The probable existence of a million planets inhabited by intelligent creatures might at first seem cause for optimism. But then one must consider the likelihood of any two intelligent civilizations existing at the same time, making communication possible between them.
When the calculation is performed it turns out that such communication is likely only among civilizations that have an ZTC average lifespan of about 15,000 years. Industrial civilization on Earth, by contrast, is barely a century old.
This might be fine if we could be assured of a dozen or so more millenniums of uninterrupted development. Unfortunately, we may not have such a grace period.
When one considers the huge growth in human populations, the accelerating pressure on natural resources, the menace of nuclear proliferation, one may well wonder whether our technical civilization can survive beyond a few more decades. Devastating crises, one fears, must shortly overtake us, leading inevitably to a lapse into barbarism.
Is this is too pessimistic a view?
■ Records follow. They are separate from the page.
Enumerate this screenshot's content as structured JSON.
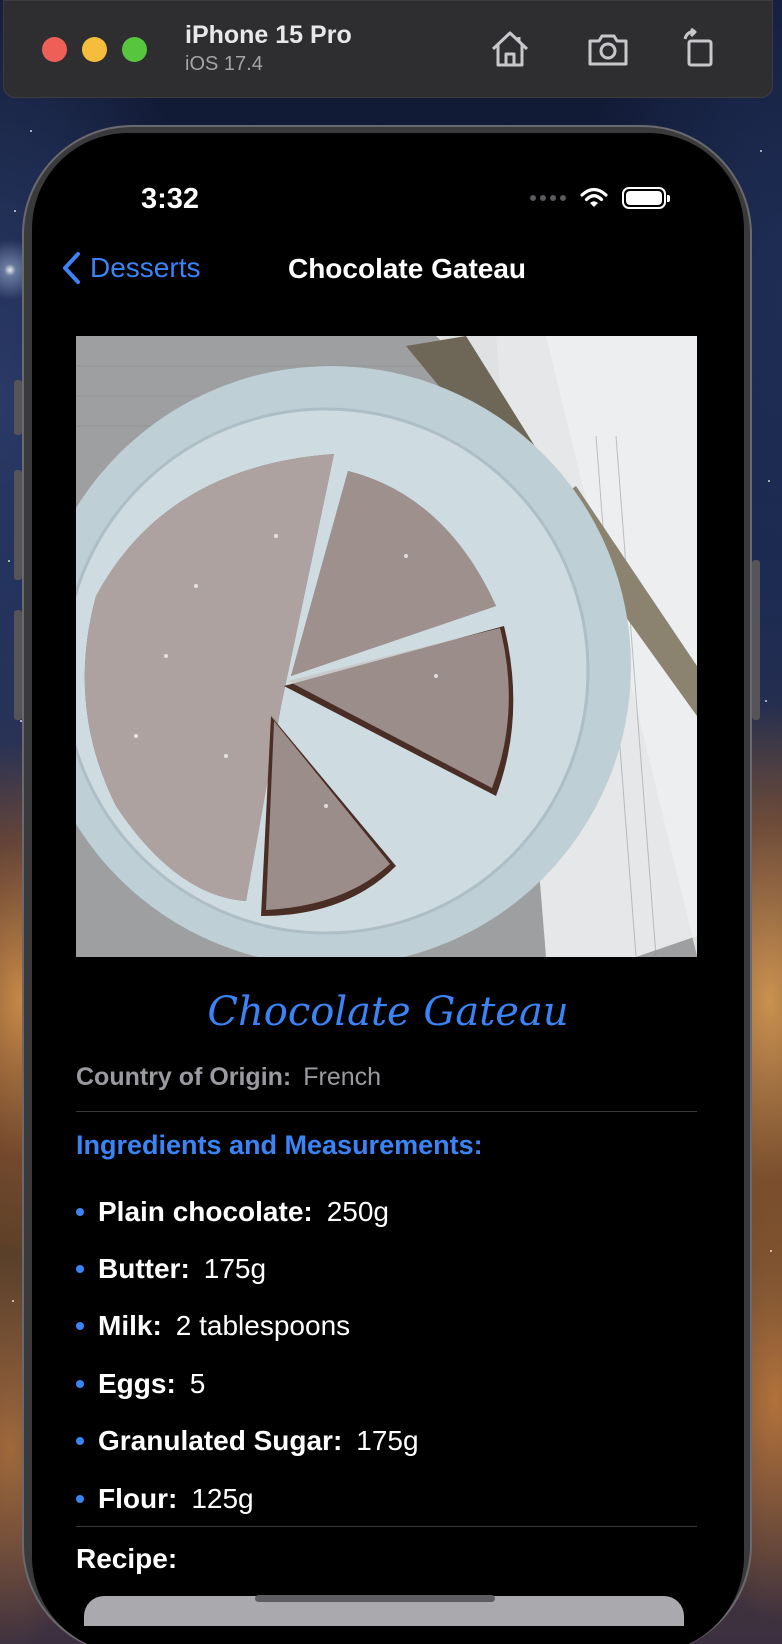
{
  "simulator": {
    "device_name": "iPhone 15 Pro",
    "os_version": "iOS 17.4",
    "tools": [
      "home-icon",
      "screenshot-camera-icon",
      "rotate-icon"
    ]
  },
  "status_bar": {
    "time": "3:32"
  },
  "nav": {
    "back_label": "Desserts",
    "title": "Chocolate Gateau"
  },
  "meal": {
    "image_alt": "Chocolate gateau dusted with powdered sugar on a plate",
    "name": "Chocolate Gateau",
    "origin_label": "Country of Origin:",
    "origin_value": "French",
    "ingredients_heading": "Ingredients and Measurements:",
    "ingredients": [
      {
        "name": "Plain chocolate:",
        "measure": "250g"
      },
      {
        "name": "Butter:",
        "measure": "175g"
      },
      {
        "name": "Milk:",
        "measure": "2 tablespoons"
      },
      {
        "name": "Eggs:",
        "measure": "5"
      },
      {
        "name": "Granulated Sugar:",
        "measure": "175g"
      },
      {
        "name": "Flour:",
        "measure": "125g"
      }
    ],
    "recipe_heading": "Recipe:"
  },
  "colors": {
    "accent": "#3a84f7",
    "background": "#000000",
    "secondary_text": "#9a9aa0"
  }
}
Perhaps. Yet we can be certain that the scientists who first proposed SETI were well aware that humanity's capacity to carry out such a project might not last indefinitely.
I would like to believe the human species will find a way to overcome the stupendous problems that threaten it today, and that SETI may one day realize its astounding potential. If we fail, however, the fault will not have been in our stars, as the poet said, but in ourselves.
Glenn McNatt writes editorials for The Baltimore Sun.